The Monroe Transfer Tunnel is a pedestrian tunnel running between State and Dearborn streets under Monroe street. It provides unrestricted transfer between Monroe on the Red Line and the Blue Line station of the same name. It was constructed between 2015 and 2016, opening on September 17th, 2016. Like the Jackson, and Washington Transfer Tunnels, it provides an unrestricted 24-hour transfer, but unlike the two, numerous original and chain retailers and restaurants have set up business there, providing a place to eat during transfer or other purposes. Unlike the tunnel, these restaurants are not all open 24/7. The tunnel opened on the same day the Washington station on the Red Line, the Racine and 58th stations on the Green Line, the Green Line extension to River Forest plus the Forest Park station on the same line, and the Main and Asbury stations on the Yellow Line all opened. 9/17/16 is sometimes known as one of the biggest days of growth for the 'L' as a whole.


For the entire history of the State Street Subway, the Monroe station was the only station with an equivalent on the Dearborn Subway but had no direct connection. To create a symmetry and convenience for passengers, the CTA decided to create a transfer tunnel between Monroe on the Red Line to Monroe on the Blue Line.
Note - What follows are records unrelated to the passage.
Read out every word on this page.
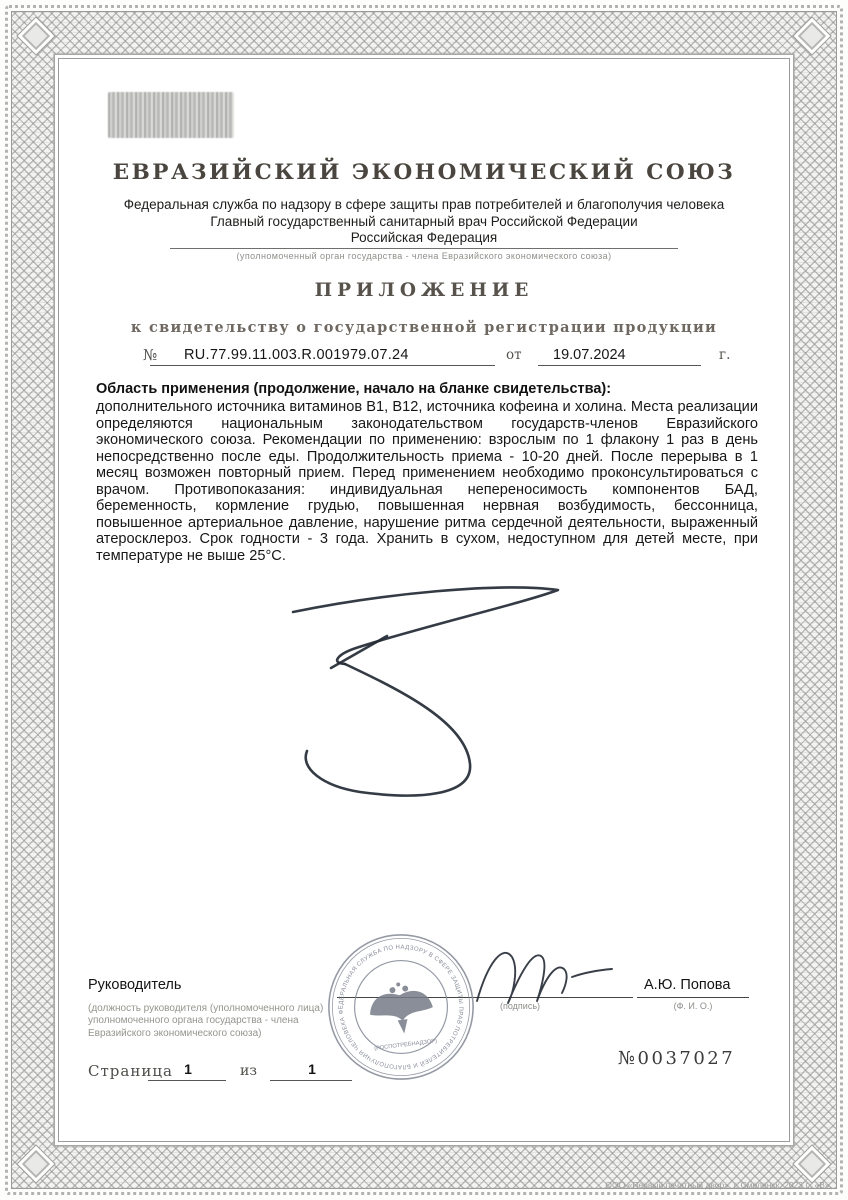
ЕВРАЗИЙСКИЙ ЭКОНОМИЧЕСКИЙ СОЮЗ
Федеральная служба по надзору в сфере защиты прав потребителей и благополучия человека
Главный государственный санитарный врач Российской Федерации
Российская Федерация
(уполномоченный орган государства - члена Евразийского экономического союза)
ПРИЛОЖЕНИЕ
к свидетельству о государственной регистрации продукции
№ RU.77.99.11.003.R.001979.07.24	от 19.07.2024	г.
Область применения (продолжение, начало на бланке свидетельства):
дополнительного источника витаминов В1, В12, источника кофеина и холина. Места реализации определяются национальным законодательством государств-членов Евразийского экономического союза. Рекомендации по применению: взрослым по 1 флакону 1 раз в день непосредственно после еды. Продолжительность приема - 10-20 дней. После перерыва в 1 месяц возможен повторный прием. Перед применением необходимо проконсультироваться с врачом. Противопоказания: индивидуальная непереносимость компонентов БАД, беременность, кормление грудью, повышенная нервная возбудимость, бессонница, повышенное артериальное давление, нарушение ритма сердечной деятельности, выраженный атеросклероз. Срок годности - 3 года. Хранить в сухом, недоступном для детей месте, при температуре не выше 25°С.
ФЕДЕРАЛЬНАЯ СЛУЖБА ПО НАДЗОРУ В СФЕРЕ ЗАЩИТЫ ПРАВ ПОТРЕБИТЕЛЕЙ И БЛАГОПОЛУЧИЯ ЧЕЛОВЕКА
(РОСПОТРЕБНАДЗОР)
Руководитель
(подпись)
А.Ю. Попова
(Ф. И. О.)
(должность руководителя (уполномоченного лица) уполномоченного органа государства - члена Евразийского экономического союза)
Страница 1	из	1	№0037027
ООО «Первый печатный двор», г. Смоленск, 2023 г., «В».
The construction included a transfer tunnel between both Monroe stations' Monroe-Adams mezzanines, which would be on the upper level, and a lower level transfer tunnel between both Monroes. The Monroe-Adams mezzanines at both stations would need to be temporarily closed for this construction.

The lower level transfer tunnel would require temporary closures of both Monroe stations as well, this time full station closures. The CTA promised that if the station project went over-budget, they'd stop construction and reopen the stations, instead of keeping the project in limbo.

On July 31st, 2015, an accidental explosion under the platform resulted in more of the tunnel being widened than intended. However, the CTA had the idea to use this space instead of repairing it. They decided to convert it into a space for retailers and restaurants, much like the Chicago Pedway. They sent out bids for who would claim the retail space in the tunnel. Some local chain and original food businesses, Subway Subs, Uno's Pizzeria, and Dunkin Donuts immediately signed up.